Reading Karl
What gets me about Karl Lagerfeld’s interviews is how unfiltered they are. Someone asked if fashion people are less stupid these days, and he didn’t give some diplomatic answer. He said yeah, they’re less stupid now. Then he said fashion is basically the only thing that works in France anymore, and drew a comparison about having a daughter in a profession politicians don’t want to acknowledge. He wasn’t trying to be funny. Just true.
I have nothing to do with fashion. It’s as far from my world as space travel is from his. But I read his interviews more carefully than anyone else’s—more carefully than I probably read anything, honestly. They feel like thinking instead of performing.
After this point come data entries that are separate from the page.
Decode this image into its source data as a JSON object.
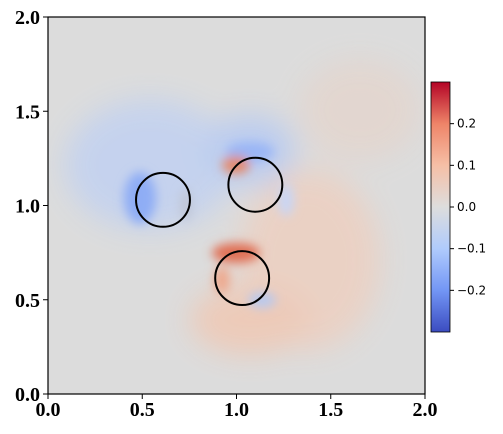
{
  "chart_data": {
    "type": "field",
    "xlim": [
      0,
      2
    ],
    "ylim": [
      0,
      2
    ],
    "xticks": [
      {
        "value": 0,
        "label": "0.0"
      },
      {
        "value": 0.5,
        "label": "0.5"
      },
      {
        "value": 1,
        "label": "1.0"
      },
      {
        "value": 1.5,
        "label": "1.5"
      },
      {
        "value": 2,
        "label": "2.0"
      }
    ],
    "yticks": [
      {
        "value": 0,
        "label": "0.0"
      },
      {
        "value": 0.5,
        "label": "0.5"
      },
      {
        "value": 1,
        "label": "1.0"
      },
      {
        "value": 1.5,
        "label": "1.5"
      },
      {
        "value": 2,
        "label": "2.0"
      }
    ],
    "circles": {
      "x": [
        0.61,
        1.1,
        1.03
      ],
      "y": [
        1.03,
        1.11,
        0.615
      ],
      "radius": 0.143,
      "color": "#000000"
    },
    "colorbar": {
      "clim": [
        -0.3,
        0.3
      ],
      "ticks": [
        {
          "value": -0.2,
          "label": "−0.2"
        },
        {
          "value": -0.1,
          "label": "−0.1"
        },
        {
          "value": 0,
          "label": "0.0"
        },
        {
          "value": 0.1,
          "label": "0.1"
        },
        {
          "value": 0.2,
          "label": "0.2"
        }
      ],
      "colormap": [
        "#3b4cc0",
        "#7396f5",
        "#b0cbfc",
        "#dddddd",
        "#f6bfa6",
        "#ee8468",
        "#b40426"
      ]
    }
  }
}
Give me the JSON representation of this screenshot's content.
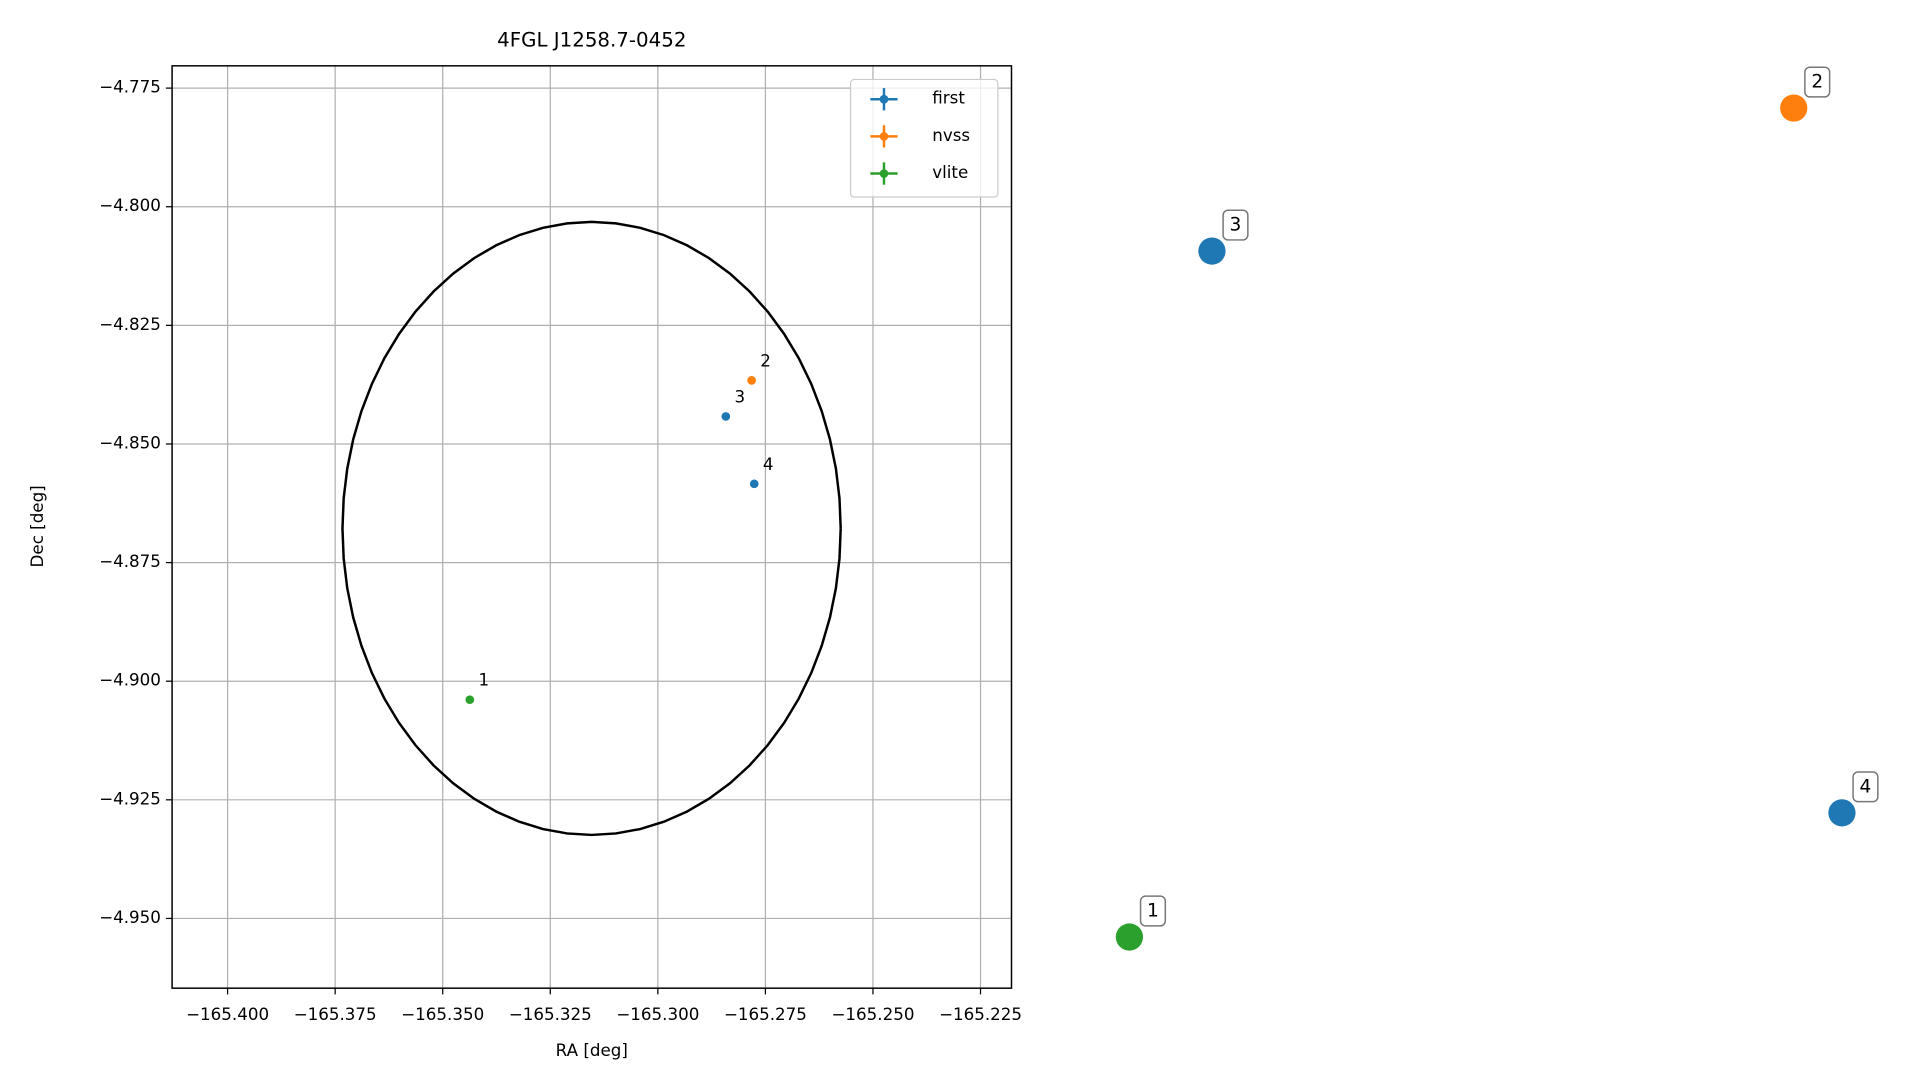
{
  "chart_data": [
    {
      "type": "scatter",
      "title": "4FGL J1258.7-0452",
      "xlabel": "RA [deg]",
      "ylabel": "Dec [deg]",
      "xlim": [
        -165.4129,
        -165.2178
      ],
      "ylim": [
        -4.9647,
        -4.7703
      ],
      "xticks": [
        {
          "value": -165.4,
          "label": "−165.400"
        },
        {
          "value": -165.375,
          "label": "−165.375"
        },
        {
          "value": -165.35,
          "label": "−165.350"
        },
        {
          "value": -165.325,
          "label": "−165.325"
        },
        {
          "value": -165.3,
          "label": "−165.300"
        },
        {
          "value": -165.275,
          "label": "−165.275"
        },
        {
          "value": -165.25,
          "label": "−165.250"
        },
        {
          "value": -165.225,
          "label": "−165.225"
        }
      ],
      "yticks": [
        {
          "value": -4.775,
          "label": "−4.775"
        },
        {
          "value": -4.8,
          "label": "−4.800"
        },
        {
          "value": -4.825,
          "label": "−4.825"
        },
        {
          "value": -4.85,
          "label": "−4.850"
        },
        {
          "value": -4.875,
          "label": "−4.875"
        },
        {
          "value": -4.9,
          "label": "−4.900"
        },
        {
          "value": -4.925,
          "label": "−4.925"
        },
        {
          "value": -4.95,
          "label": "−4.950"
        }
      ],
      "grid": true,
      "legend": "upper right",
      "ellipse": {
        "center": [
          -165.3154,
          -4.8678
        ],
        "radii": [
          0.0579,
          0.0646
        ],
        "color": "#000000"
      },
      "series": [
        {
          "name": "first",
          "color": "#1f77b4",
          "x": [
            -165.2842,
            -165.2776
          ],
          "values": [
            -4.8442,
            -4.8584
          ],
          "labels": [
            "3",
            "4"
          ]
        },
        {
          "name": "nvss",
          "color": "#ff7f0e",
          "x": [
            -165.2782
          ],
          "values": [
            -4.8366
          ],
          "labels": [
            "2"
          ]
        },
        {
          "name": "vlite",
          "color": "#2ca02c",
          "x": [
            -165.3437
          ],
          "values": [
            -4.9039
          ],
          "labels": [
            "1"
          ]
        }
      ]
    },
    {
      "type": "scatter",
      "xlim": [
        0,
        1
      ],
      "ylim": [
        0,
        1
      ],
      "series": [
        {
          "color": "#2ca02c",
          "x": [
            0.064
          ],
          "values": [
            0.057
          ],
          "labels": [
            "1"
          ]
        },
        {
          "color": "#ff7f0e",
          "x": [
            0.877
          ],
          "values": [
            0.938
          ],
          "labels": [
            "2"
          ]
        },
        {
          "color": "#1f77b4",
          "x": [
            0.165,
            0.936
          ],
          "values": [
            0.786,
            0.189
          ],
          "labels": [
            "3",
            "4"
          ]
        }
      ]
    }
  ]
}
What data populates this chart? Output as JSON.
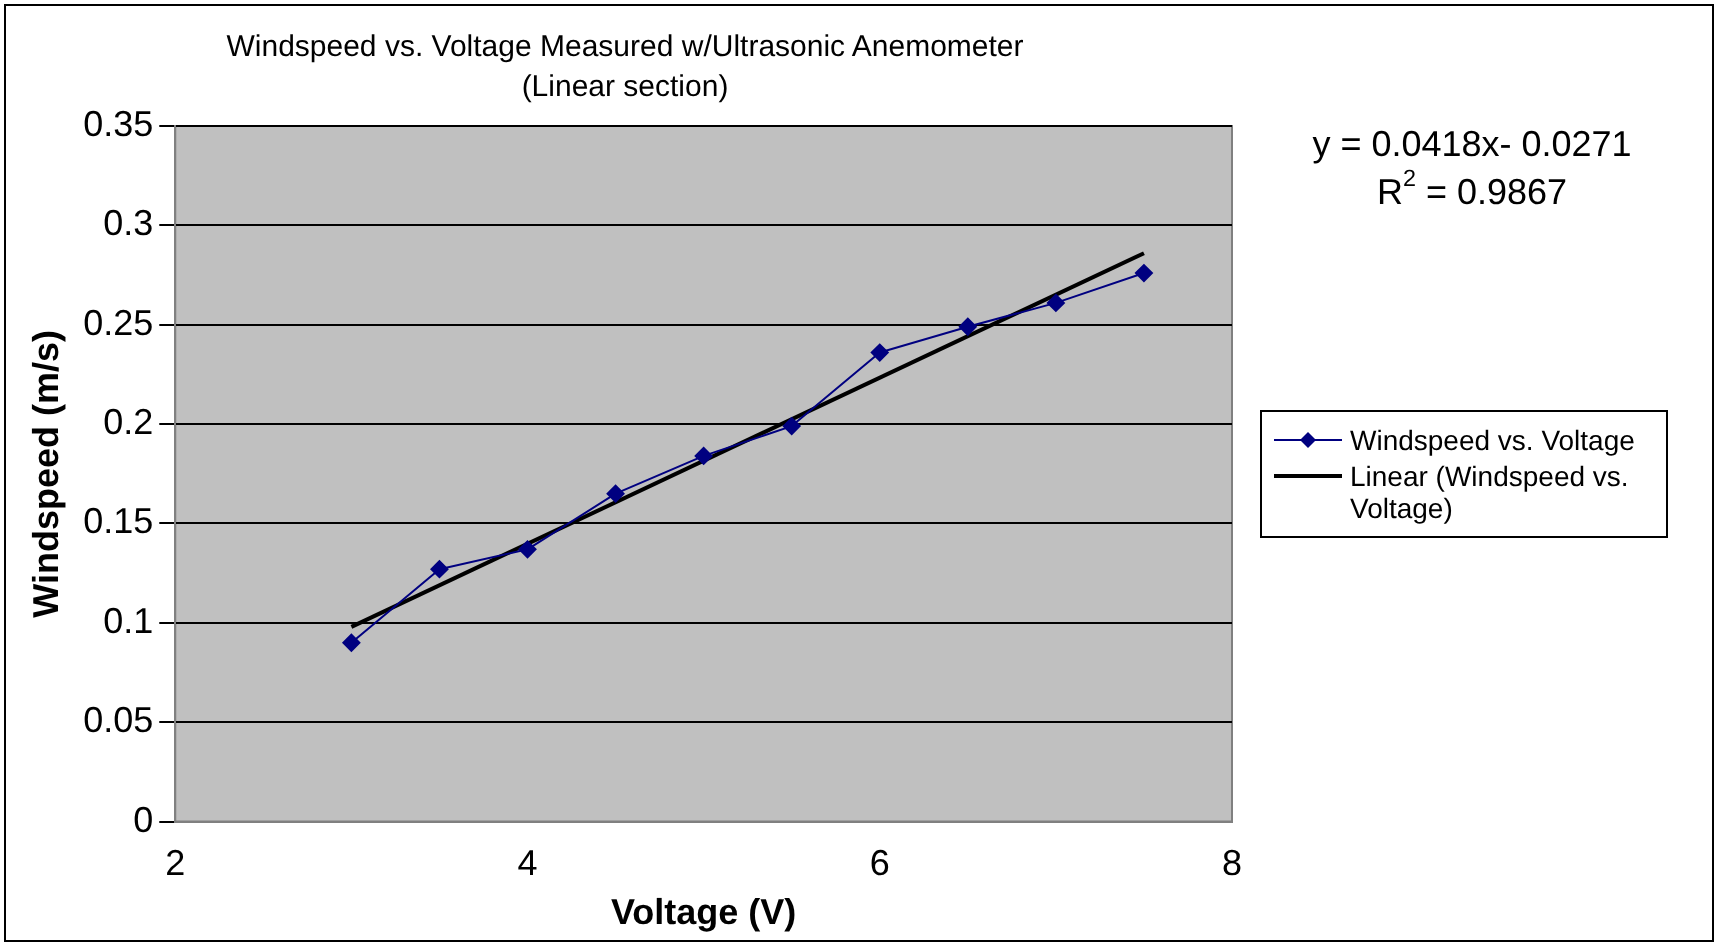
{
  "chart_data": {
    "type": "line",
    "title": "Windspeed vs. Voltage Measured w/Ultrasonic Anemometer",
    "subtitle": "(Linear section)",
    "xlabel": "Voltage (V)",
    "ylabel": "Windspeed (m/s)",
    "xlim": [
      2,
      8
    ],
    "xticks": [
      2,
      4,
      6,
      8
    ],
    "ylim": [
      0,
      0.35
    ],
    "yticks": [
      0,
      0.05,
      0.1,
      0.15,
      0.2,
      0.25,
      0.3,
      0.35
    ],
    "grid": "y",
    "legend": "right",
    "marker": "diamond",
    "annotations": [
      "y = 0.0418x- 0.0271",
      "R$^{2}$ = 0.9867"
    ],
    "series": [
      {
        "name": "Windspeed vs. Voltage",
        "color": "#000080",
        "x": [
          3,
          3.5,
          4,
          4.5,
          5,
          5.5,
          6,
          6.5,
          7,
          7.5
        ],
        "values": [
          0.09,
          0.127,
          0.137,
          0.165,
          0.184,
          0.199,
          0.236,
          0.249,
          0.261,
          0.276
        ]
      },
      {
        "name": "Linear (Windspeed vs. Voltage)",
        "marker": "none",
        "color": "#000000",
        "x": [
          3,
          7.5
        ],
        "values": [
          0.098,
          0.286
        ]
      }
    ]
  }
}
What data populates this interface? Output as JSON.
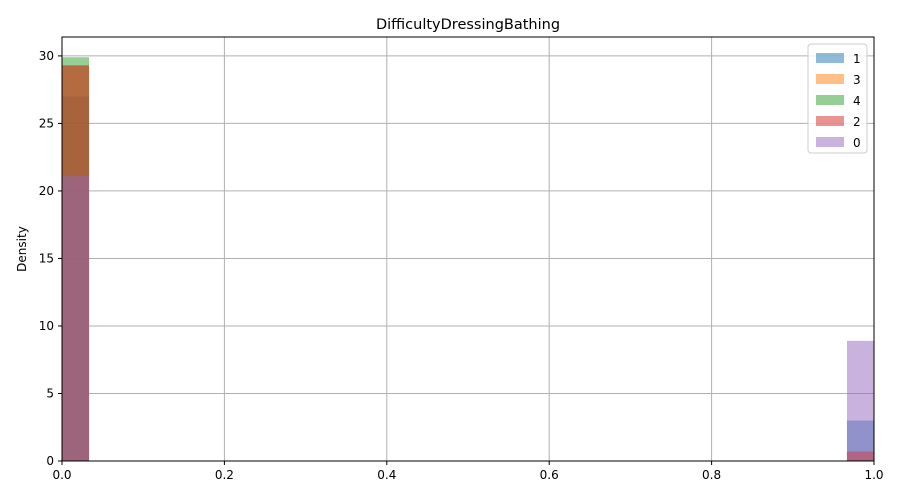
{
  "chart_data": {
    "type": "histogram",
    "title": "DifficultyDressingBathing",
    "xlabel": "",
    "ylabel": "Density",
    "xlim": [
      0,
      1
    ],
    "ylim": [
      0,
      31.4
    ],
    "xticks": [
      "0.0",
      "0.2",
      "0.4",
      "0.6",
      "0.8",
      "1.0"
    ],
    "xtick_values": [
      0,
      0.2,
      0.4,
      0.6,
      0.8,
      1.0
    ],
    "yticks": [
      "0",
      "5",
      "10",
      "15",
      "20",
      "25",
      "30"
    ],
    "ytick_values": [
      0,
      5,
      10,
      15,
      20,
      25,
      30
    ],
    "grid": true,
    "legend_position": "top-right",
    "bin_width": 0.0333,
    "series": [
      {
        "name": "1",
        "color": "#1f77b4",
        "bins": [
          {
            "x0": 0,
            "x1": 0.0333,
            "density": 27.0
          },
          {
            "x0": 0.9667,
            "x1": 1.0,
            "density": 3.0
          }
        ]
      },
      {
        "name": "3",
        "color": "#ff7f0e",
        "bins": [
          {
            "x0": 0,
            "x1": 0.0333,
            "density": 29.3
          },
          {
            "x0": 0.9667,
            "x1": 1.0,
            "density": 0.7
          }
        ]
      },
      {
        "name": "4",
        "color": "#2ca02c",
        "bins": [
          {
            "x0": 0,
            "x1": 0.0333,
            "density": 29.9
          },
          {
            "x0": 0.9667,
            "x1": 1.0,
            "density": 0.1
          }
        ]
      },
      {
        "name": "2",
        "color": "#d62728",
        "bins": [
          {
            "x0": 0,
            "x1": 0.0333,
            "density": 29.3
          },
          {
            "x0": 0.9667,
            "x1": 1.0,
            "density": 0.7
          }
        ]
      },
      {
        "name": "0",
        "color": "#9467bd",
        "bins": [
          {
            "x0": 0,
            "x1": 0.0333,
            "density": 21.1
          },
          {
            "x0": 0.9667,
            "x1": 1.0,
            "density": 8.9
          }
        ]
      }
    ],
    "bar_alpha": 0.5
  }
}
When they asked how he celebrates Christmas, he said nobody stays in Paris anyway. The work calendar in haute couture runs December through January, so he’s home working while everyone else is gone. No family, no obligations. He called it the height of luxury. Not wistfully. As fact. Someone pushed, asked if his staff ever comes by, and he said no. He doesn’t want that kind of dependence, doesn’t blur work and family. Everyone should have their own life.
This is why I hate standard interviews. The questionnaire format: ’What’s your favorite band?’ ’Which country did you love?’ ’When’s the new project?’ Non-questions built for non-answers. No one’s thinking. But an interview can actually be a conversation—something real comes out.
If he were sitting across from me, I don’t know what I’d ask. Not the easy questions. Not the ones that have been asked a hundred times. Just something real.